The RAP applicable in the instant case is the common law RAP and not the statutory RAP adopted as chapter 525 of the Hawaii Revised Statutes in 1992. Holt, 75 Haw. at 232 n. 3, 857 P.2d at 1359 n. 3. The common law RAP provides that "no interest is good unless it must vest, if at all, not later than twenty-one years after some life in being at the creation of the interest." Id. (quoting In re Estate of Hop, 52 Haw. 40, 42 n. 3, 469 P.2d 183, 185 n. 3 (1970)).
Because we reject the construction of the trust that would violate the RAP we do not reach any issues concerning the application of the doctrine of equitable approximation set forth in Hop.
The appellees also argue that the will could be construed as creating a trust intended to continue "as long as legally possible." Because such a construction would not violate the RAP, Fitchie v.
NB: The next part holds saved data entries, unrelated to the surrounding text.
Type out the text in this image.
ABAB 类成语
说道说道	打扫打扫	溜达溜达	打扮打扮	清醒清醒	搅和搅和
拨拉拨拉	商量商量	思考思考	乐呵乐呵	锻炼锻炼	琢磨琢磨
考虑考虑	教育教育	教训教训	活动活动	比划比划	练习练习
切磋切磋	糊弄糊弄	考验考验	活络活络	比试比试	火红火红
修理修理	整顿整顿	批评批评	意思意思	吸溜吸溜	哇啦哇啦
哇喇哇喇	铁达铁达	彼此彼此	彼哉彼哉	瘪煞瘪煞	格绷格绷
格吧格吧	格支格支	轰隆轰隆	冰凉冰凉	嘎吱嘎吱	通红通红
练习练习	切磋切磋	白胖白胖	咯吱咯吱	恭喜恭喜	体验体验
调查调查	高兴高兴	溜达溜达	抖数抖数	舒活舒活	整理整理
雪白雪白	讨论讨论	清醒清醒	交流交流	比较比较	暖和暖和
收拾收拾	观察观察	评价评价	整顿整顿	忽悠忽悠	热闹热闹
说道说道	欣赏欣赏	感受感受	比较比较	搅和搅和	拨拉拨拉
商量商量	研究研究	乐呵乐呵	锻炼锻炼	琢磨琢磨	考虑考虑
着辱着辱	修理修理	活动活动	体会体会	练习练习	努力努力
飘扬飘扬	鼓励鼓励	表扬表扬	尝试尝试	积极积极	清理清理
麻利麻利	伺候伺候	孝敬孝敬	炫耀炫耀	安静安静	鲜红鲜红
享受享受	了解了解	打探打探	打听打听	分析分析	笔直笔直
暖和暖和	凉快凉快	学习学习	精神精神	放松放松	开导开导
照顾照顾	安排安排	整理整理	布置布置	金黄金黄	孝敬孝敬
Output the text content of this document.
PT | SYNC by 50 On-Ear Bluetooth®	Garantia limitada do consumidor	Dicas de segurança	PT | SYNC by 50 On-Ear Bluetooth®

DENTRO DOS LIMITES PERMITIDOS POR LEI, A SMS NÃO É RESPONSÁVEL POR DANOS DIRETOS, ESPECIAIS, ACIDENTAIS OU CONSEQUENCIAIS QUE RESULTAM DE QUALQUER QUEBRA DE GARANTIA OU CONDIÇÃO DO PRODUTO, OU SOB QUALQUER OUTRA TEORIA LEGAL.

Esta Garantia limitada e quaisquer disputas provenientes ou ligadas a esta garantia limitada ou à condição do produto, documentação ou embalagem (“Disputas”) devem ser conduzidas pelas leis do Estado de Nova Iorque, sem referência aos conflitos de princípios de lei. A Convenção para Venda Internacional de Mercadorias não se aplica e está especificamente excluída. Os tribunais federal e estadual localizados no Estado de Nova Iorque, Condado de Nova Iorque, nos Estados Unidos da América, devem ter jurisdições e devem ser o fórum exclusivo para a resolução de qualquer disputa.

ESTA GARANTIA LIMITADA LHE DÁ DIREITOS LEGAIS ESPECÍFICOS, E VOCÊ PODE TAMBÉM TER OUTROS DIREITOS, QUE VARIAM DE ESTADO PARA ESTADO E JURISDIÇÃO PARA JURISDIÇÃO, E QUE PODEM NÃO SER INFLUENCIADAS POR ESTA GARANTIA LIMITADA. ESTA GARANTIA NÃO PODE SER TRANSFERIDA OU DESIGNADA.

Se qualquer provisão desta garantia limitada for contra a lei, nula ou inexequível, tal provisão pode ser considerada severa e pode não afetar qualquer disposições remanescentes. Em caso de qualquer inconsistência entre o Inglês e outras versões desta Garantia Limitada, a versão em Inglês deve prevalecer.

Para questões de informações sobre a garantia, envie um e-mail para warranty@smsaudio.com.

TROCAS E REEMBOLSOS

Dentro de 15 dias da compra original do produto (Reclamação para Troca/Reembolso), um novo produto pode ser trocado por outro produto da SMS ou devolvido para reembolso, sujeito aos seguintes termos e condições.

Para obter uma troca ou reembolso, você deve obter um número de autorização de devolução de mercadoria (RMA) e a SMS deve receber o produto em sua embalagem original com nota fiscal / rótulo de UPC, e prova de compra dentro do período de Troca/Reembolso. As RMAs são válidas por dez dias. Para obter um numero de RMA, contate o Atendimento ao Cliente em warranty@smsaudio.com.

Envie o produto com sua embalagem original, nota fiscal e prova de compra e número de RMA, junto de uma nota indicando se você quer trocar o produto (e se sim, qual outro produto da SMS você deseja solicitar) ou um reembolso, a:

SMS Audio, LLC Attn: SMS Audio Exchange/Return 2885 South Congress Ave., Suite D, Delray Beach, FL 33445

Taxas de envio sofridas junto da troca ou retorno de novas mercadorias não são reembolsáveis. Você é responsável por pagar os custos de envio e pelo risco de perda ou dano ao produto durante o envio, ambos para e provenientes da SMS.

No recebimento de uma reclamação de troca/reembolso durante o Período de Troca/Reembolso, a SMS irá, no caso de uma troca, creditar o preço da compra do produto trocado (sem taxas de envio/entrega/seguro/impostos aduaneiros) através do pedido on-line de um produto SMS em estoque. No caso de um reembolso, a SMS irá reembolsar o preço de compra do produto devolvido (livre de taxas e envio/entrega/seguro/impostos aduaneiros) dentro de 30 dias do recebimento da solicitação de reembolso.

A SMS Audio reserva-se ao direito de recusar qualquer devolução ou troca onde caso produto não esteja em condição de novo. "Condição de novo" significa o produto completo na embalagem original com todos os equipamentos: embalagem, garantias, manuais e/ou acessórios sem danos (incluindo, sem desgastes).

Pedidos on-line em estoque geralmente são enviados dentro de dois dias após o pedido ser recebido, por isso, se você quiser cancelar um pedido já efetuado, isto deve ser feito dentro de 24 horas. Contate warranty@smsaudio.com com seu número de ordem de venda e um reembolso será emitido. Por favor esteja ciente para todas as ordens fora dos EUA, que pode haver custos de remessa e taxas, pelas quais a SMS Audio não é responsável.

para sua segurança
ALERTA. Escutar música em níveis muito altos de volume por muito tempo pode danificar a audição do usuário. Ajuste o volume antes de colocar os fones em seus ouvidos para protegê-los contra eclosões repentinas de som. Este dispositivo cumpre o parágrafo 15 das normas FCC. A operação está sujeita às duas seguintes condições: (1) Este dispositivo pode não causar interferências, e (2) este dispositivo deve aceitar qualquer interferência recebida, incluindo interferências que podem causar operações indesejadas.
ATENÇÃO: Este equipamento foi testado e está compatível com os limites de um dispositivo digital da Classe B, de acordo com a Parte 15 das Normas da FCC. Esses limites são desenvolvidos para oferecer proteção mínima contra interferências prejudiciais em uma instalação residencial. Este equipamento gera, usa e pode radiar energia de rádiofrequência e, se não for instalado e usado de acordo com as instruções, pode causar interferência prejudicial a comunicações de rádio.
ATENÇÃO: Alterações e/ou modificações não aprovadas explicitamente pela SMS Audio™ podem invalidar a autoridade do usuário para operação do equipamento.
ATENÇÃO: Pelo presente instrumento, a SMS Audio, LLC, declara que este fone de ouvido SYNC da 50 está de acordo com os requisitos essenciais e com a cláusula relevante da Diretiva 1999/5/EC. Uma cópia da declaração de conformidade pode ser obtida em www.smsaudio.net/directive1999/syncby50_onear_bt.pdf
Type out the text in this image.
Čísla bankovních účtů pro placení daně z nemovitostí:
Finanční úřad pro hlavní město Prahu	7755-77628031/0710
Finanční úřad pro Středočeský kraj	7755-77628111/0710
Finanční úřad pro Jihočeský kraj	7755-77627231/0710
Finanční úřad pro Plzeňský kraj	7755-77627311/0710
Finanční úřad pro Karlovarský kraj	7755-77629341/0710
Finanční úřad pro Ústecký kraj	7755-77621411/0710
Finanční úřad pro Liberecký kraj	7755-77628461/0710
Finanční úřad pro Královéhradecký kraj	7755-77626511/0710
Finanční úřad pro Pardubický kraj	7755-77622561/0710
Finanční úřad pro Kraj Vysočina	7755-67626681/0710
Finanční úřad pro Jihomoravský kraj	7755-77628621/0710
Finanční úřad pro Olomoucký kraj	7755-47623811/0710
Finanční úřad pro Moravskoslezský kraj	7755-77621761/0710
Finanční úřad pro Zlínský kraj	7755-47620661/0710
Brown, 18 Haw. 52 (1906), aff'd, 211 U.S. 321, 29 S.Ct. 106, 53 L.Ed. 202 (1908); see also Holt, the Queen's Hospital rule would not apply to establish a preference in favor of termination of the trust upon the death of the last measuring life. In order for that construction to merit consideration, however, it must be determined to be a reasonable construction of the will. The appellees contend that when Damon wrote his will in 1914, eight years after this court held in Fitchie that a testamentary trust that was to continue "for as long a period as is legally possible" did not violate the RAP, he may have believed that in the absence of a specific termination date the court would automatically allow the trust to continue as long as legally possible. This contention, however, is purely speculative and not based on any language contained in the will. Because we "are to gather from the words [of the will] the intention of the testator, and to gather it not by speculation or conjecture as to what the testator may have intended, but by a sound and reasonable construction of the words which he has used," Fitchie, 18 Haw. at 70 (citation omitted), a construction of the will requiring us to find that Damon intended for the trust to continue "as long as legally possible" cannot be considered a reasonable construction.
Based on our examination of Damon's will as whole and the application of established rules of law, we conclude that the trust must terminate upon the death of the last measuring life. Therefore, we vacate the circuit court's order issuing instructions to continue the trust for twenty-one years after the death of the last measuring life and remand for issuance of instructions to terminate the trust upon the death of the last measuring life.